Les ADV sont actuellement utilisés dans des programmes pilotes dans un certain nombre de pays, dont Singapour, l’Australie, le Japon, l’Allemagne, la France, le Royaume-Uni et les États-Unis. La technologie sera testée dans le dernier kilomètre de la Coupe du monde de la FIFA 2022 qui se déroulera au Qatar.

L’impression 3D dans la logistique

Bien qu’elles en soient encore aux premiers stades d’adoption, les entreprises de logistique investissent dans l’impression 3D pour produire des biens tels que des emballages, des articles d’inventaire et des pièces de rechange. Les usines de fabrication traditionnelles se transforment en « usines numériques » qui peuvent être intégrées à des dispositifs IoT ainsi qu’au cloud computing et à l’IA pour optimiser les performances opérationnelles.

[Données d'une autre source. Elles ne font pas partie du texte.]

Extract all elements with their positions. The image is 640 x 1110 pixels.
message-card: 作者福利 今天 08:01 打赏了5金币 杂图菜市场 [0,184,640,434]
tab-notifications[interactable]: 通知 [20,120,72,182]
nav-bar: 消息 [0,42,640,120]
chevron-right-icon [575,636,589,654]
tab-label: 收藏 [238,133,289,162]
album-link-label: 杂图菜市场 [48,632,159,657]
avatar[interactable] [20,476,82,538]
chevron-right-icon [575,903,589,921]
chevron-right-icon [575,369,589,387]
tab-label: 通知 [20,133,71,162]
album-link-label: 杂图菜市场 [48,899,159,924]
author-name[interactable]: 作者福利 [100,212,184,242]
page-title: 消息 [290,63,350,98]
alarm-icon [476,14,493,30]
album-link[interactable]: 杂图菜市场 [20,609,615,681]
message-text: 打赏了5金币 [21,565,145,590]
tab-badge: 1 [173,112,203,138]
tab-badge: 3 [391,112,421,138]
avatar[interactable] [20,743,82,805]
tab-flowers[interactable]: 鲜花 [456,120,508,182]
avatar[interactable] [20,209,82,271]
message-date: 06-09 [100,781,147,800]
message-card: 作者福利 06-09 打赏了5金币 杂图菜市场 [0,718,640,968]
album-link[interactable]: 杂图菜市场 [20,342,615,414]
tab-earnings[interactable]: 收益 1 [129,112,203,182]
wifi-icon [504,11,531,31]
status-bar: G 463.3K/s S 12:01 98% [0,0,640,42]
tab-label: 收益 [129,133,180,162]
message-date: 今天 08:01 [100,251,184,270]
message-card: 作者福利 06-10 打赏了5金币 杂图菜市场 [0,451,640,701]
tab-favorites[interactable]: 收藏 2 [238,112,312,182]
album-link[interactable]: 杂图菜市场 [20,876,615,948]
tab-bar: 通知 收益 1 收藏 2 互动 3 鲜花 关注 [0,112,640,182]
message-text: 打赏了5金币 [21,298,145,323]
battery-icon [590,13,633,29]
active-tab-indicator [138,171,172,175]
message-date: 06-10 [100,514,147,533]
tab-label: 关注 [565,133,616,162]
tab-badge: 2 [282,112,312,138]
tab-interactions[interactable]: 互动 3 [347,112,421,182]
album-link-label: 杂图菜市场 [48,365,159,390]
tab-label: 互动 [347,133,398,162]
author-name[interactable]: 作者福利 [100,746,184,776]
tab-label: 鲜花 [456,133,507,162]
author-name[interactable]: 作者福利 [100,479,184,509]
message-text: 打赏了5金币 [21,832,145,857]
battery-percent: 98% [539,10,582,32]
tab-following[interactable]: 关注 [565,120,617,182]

La chaîne d’approvisionnement d’une entreprise de logistique peut être considérée comme un réseau de nœuds interdépendants, chacun ayant un niveau d’automatisation différent. Le « cœur » d’une chaîne d’approvisionnement compatible avec la 3D est un réseau entièrement intégré qui relie tous les nœuds, de la conception et de l’ingénierie à la production et à la logistique.

À l’avenir, une flotte autonome de drones pourrait être utilisée pour l’impression 3D de pièces de rechange et d’autres biens destinés à être utilisés dans des zones reculées où l’impression 3D sur place peut être plus efficace que le transport de biens via une plateforme logistique centralisée.

L’avenir de la logistique est en effet prometteur, l’IA, la robotique et d’autres technologies numériques étant appelées à transformer le secteur au cours de la prochaine décennie. Pour garder une longueur d’avance, les entreprises de logistique doivent investir dans les données et l’analytique afin de gérer la complexité, de concevoir de nouveaux modèles commerciaux et de transformer leurs opérations pour devenir des organisations numériques d’abord.